When the Teamprise Plug-in tests an Eclipse resource path for a directory against a regular expression in the .tpignore file, it ensures the path always ends in a slash before the test is performed. This allows your regular expressions to be simpler when a directory is to be matched. Paths to resources that are files will never end in a slash.
All resource paths begin with a slash, and this is important to remember when writing your patterns.
The .tpignore file is a text file with a simple but powerful format. Each line is either a comment line or a pattern line. Each pattern line contains a single Java-style regular expression (see the Sun Java Tutorial Lesson: Regular Expressions). A newly discovered Eclipse resource path that matches any pattern in the .tpignore file is not added to the pending changes. Leading and trailing whitespace on each line is ignored when expressions are read from the .tpignore file.
The syntax of the .tpignore file represented in Backus-Naur Form:
<.tpignore> ::= { <line> }
<line> ::= <comment-line> | <pattern-line> <EOL>
<comment-line> ::= "#" <ignored-text>
<pattern-line> ::= <java-regular-expression>
Leading and trailing whitespace is ignored when parsing <line>s.
Here is an example .tpignore file. Each line is explained below.

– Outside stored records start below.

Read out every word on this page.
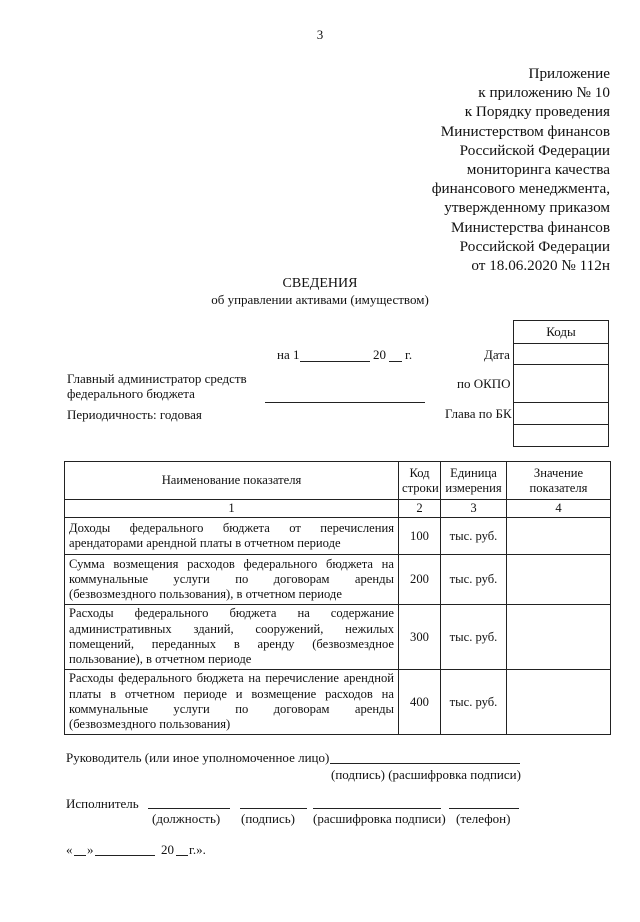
3
Приложение
к приложению № 10
к Порядку проведения
Министерством финансов
Российской Федерации
мониторинга качества
финансового менеджмента,
утвержденному приказом
Министерства финансов
Российской Федерации
от 18.06.2020 № 112н
СВЕДЕНИЯ
об управлении активами (имуществом)
Коды

на 1	20 г.	Дата
Главный администратор средств
федерального бюджета
по ОКПО
Периодичность: годовая	Глава по БК
Наименование показателя	Код строки	Единица измерения	Значение показателя
1	2	3	4
Доходы федерального бюджета от перечисления арендаторами арендной платы в отчетном периоде	100	тыс. руб.	
Сумма возмещения расходов федерального бюджета на коммунальные услуги по договорам аренды (безвозмездного пользования), в отчетном периоде	200	тыс. руб.	
Расходы федерального бюджета на содержание административных зданий, сооружений, нежилых помещений, переданных в аренду (безвозмездное пользование), в отчетном периоде	300	тыс. руб.	
Расходы федерального бюджета на перечисление арендной платы в отчетном периоде и возмещение расходов на коммунальные услуги по договорам аренды (безвозмездного пользования)	400	тыс. руб.	
Руководитель (или иное уполномоченное лицо)
(подпись) (расшифровка подписи)
Исполнитель
(должность) (подпись) (расшифровка подписи) (телефон)
« »	20 г.».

# Lines that begin with #, like this one, are ignored.
.*/core
.*\.class
.*/[^/]+\.class
/some/path/README
/output/.*
/bin/
The first line is a comment and will be ignored. A .tpignore file may contain an arbitrary number of comment lines (including none).

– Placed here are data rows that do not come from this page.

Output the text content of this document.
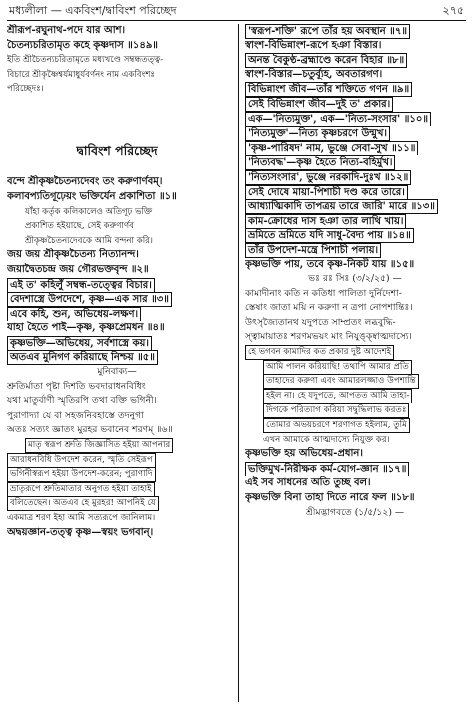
মধ্যলীলা — একবিংশ/দ্বাবিংশ পরিচ্ছেদ	২৭৫
শ্রীরূপ-রঘুনাথ-পদে যার আশ।
চৈতন্যচরিতামৃত কহে কৃষ্ণদাস ॥১৪৯॥
ইতি শ্রীচৈতন্যচরিতামৃতে মধ্যখণ্ডে সম্বন্ধতত্ত্ব-
বিচারে শ্রীকৃষ্ণৈশ্বর্যমাধুর্যবর্ণনং নাম একবিংশঃ
পরিচ্ছেদঃ।
দ্বাবিংশ পরিচ্ছেদ
বন্দে শ্রীকৃষ্ণচৈতন্যদেবং তং করুণার্ণবম্।
কলাবপ্যতিগূঢ়েয়ং ভক্তির্যেন প্রকাশিতা ॥১॥
যাঁহা কর্তৃক কলিকালেও অতিগূঢ় ভক্তি
প্রকাশিত হইয়াছে, সেই করুণার্ণব
শ্রীকৃষ্ণচৈতন্যদেবকে আমি বন্দনা করি।
জয় জয় শ্রীকৃষ্ণচৈতন্য নিত্যানন্দ।
জয়াদ্বৈতচন্দ্র জয় গৌরভক্তবৃন্দ ॥২॥
এই ত' কহিলুঁ সম্বন্ধ-তত্ত্বের বিচার।
বেদশাস্ত্রে উপদেশে, কৃষ্ণ—এক সার ॥৩॥
এবে কহি, শুন, অভিধেয়-লক্ষণ।
যাহা হৈতে পাই—কৃষ্ণ, কৃষ্ণপ্রেমধন ॥৪॥
কৃষ্ণভক্তি—অভিধেয়, সর্বশাস্ত্রে কয়।
অতএব মুনিগণ করিয়াছে নিশ্চয় ॥৫॥
মুনিবাক্য—
শ্রুতির্মাতা পৃষ্টা দিশতি ভবদারাধনবিধিং
যথা মাতুর্বাণী স্মৃতিরপি তথা বক্তি ভগিনী।
পুরাণাদ্যা যে বা সহজনিবহাস্তে তদনুগা
অতঃ সত্যং জ্ঞাতং মুরহর ভবানেব শরণম্ ॥৬॥
মাতৃ স্বরূপ শ্রুতি জিজ্ঞাসিত হইয়া আপনার
আরাধনবিধি উপদেশ করেন, স্মৃতি সেইরূপ
ভগিনীস্বরূপ হইয়া উপদেশ-করেন; পুরাণাদি
ভ্রাতৃরূপে শ্রুতিমাতার অনুগত হইয়া তাহাই
বলিতেছেন। অতএব হে মুরহর! আপনিই যে
একমাত্র শরণ ইহা আমি সত্যরূপে জানিলাম।
অদ্বয়জ্ঞান-তত্ত্ব কৃষ্ণ—স্বয়ং ভগবান্।
'স্বরূপ-শক্তি' রূপে তাঁর হয় অবস্থান ॥৭॥
স্বাংশ-বিভিন্নাংশ-রূপে হঞা বিস্তার।
অনন্ত বৈকুণ্ঠ-ব্রহ্মাণ্ডে করেন বিহার ॥৮॥
স্বাংশ-বিস্তার—চতুর্ব্যূহ, অবতারগণ।
বিভিন্নাংশ জীব—তাঁর শক্তিতে গণন ॥৯॥
সেই বিভিন্নাংশ জীব—দুই ত' প্রকার।
এক—'নিত্যমুক্ত', এক—'নিত্য-সংসার' ॥১০॥
'নিত্যমুক্ত'—নিত্য কৃষ্ণচরণে উন্মুখ।
'কৃষ্ণ-পারিষদ' নাম, ভুঞ্জে সেবা-সুখ ॥১১॥
'নিত্যবদ্ধ'—কৃষ্ণ হৈতে নিত্য-বহির্মুখ।
'নিত্যসংসার', ভুঞ্জে নরকাদি-দুঃখ ॥১২॥
সেই দোষে মায়া-পিশাচী দণ্ড করে তারে।
আধ্যাত্মিকাদি তাপত্রয় তারে জারি' মারে ॥১৩॥
কাম-ক্রোধের দাস হঞা তার লাথি খায়।
ভ্রমিতে ভ্রমিতে যদি সাধু-বৈদ্য পায় ॥১৪॥
তাঁর উপদেশ-মন্ত্রে পিশাচী পলায়।
কৃষ্ণভক্তি পায়, তবে কৃষ্ণ-নিকট যায় ॥১৫॥
ভঃ রঃ সিঃ (৩/২/২৫) —
কামাদীনাং কতি ন কতিধা পালিতা দুর্নিদেশা-
স্তেষাং জাতা ময়ি ন করুণা ন ত্রপা নোপশান্তিঃ।
উৎসৃজ্যৈতানথ যদুপতে সাম্প্রতং লব্ধবুদ্ধি-
স্ত্বামায়াতঃ শরণমভয়ং মাং নিযুঙ্ক্ষ্বাত্মদাস্যে।
হে ভগবন কামাদির কত প্রকার দুষ্ট আদেশই
আমি পালন করিয়াছি! তথাপি আমার প্রতি
তাহাদের করুণা এবং আমারলজ্জাও উপশান্তি
হইল না। হে যদুপতে, আপতত আমি তাহা-
দিগকে পরিত্যাগ করিয়া সদ্বুদ্ধিলাভ করতঃ
তোমার অভয়চরণে শরণাগত হইলাম, তুমি
এখন আমাকে আত্মদাস্যে নিযুক্ত কর।
কৃষ্ণভক্তি হয় অভিধেয়-প্রধান।
ভক্তিমুখ-নিরীক্ষক কর্ম-যোগ-জ্ঞান ॥১৭॥
এই সব সাধনের অতি তুচ্ছ বল।
কৃষ্ণভক্তি বিনা তাহা দিতে নারে ফল ॥১৮॥
শ্রীমদ্ভাগবতে (১/৫/১২) —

The second line is a regular expression which will match any Eclipse resource path for a file that ends with the characters /core, including /core, /bin/core, and /some/long/path/core. The .* is regular expression syntax that means "match zero or more occurrances of any character." The rest of the line is literal characters to match. Resource /bin/core/main.c would not match because there are additional characters in the resource path after the literal part of the expression /core. It will not match directories because all directories end with a slash.
The third line is a regular expression which will match any Eclipse resource path for a file that ends with the characters .class. The period in the extension must be escaped because period has a special meaning in Java's regular expression syntax (it matches any character). This expression would match files named /Program.class, /some/long/path/Program.class. It will not match directories because all directories end with a slash.
The fourth line is a regular expression which will match any Eclipse resource path for a file that ends with the characters .class and has at least one character before the period in the last path component. Like in the third line, the period in the extension must be escaped. The expression syntax [^/] means "match all characters in this group, and this group contains all characters except for slash." This lets the expression match /some/long/path/File.class but not /some/long/path/.class. It will not match directories because all directories end with a slash.
The fifth line is a regular expression that uses no special syntax at all, but is still evaluated as a regular expression. It simply matches any file named exactly "/some/path/README". It would not match the directory resource "/some/path/README/", because directory resource paths always end in a slash.
The sixth line is a regular expression that matches the directory resource "/output/" and any of its children, whether they are files or directories. It will not match a file "/output" because the pattern requires a trailing slash and file paths do not have them.
The seventh line is a regular expression that matches only the directory resource "/bin/" and not its children. It does not match a file at "/bin" because it specifies a trailing slash that is only present in directory paths.
To cause the Teamprise Plug-in to start automatically adding discovered resources to the pending changes, remove or make into a comment the line or lines in the .tpignore file that match the resources you want added.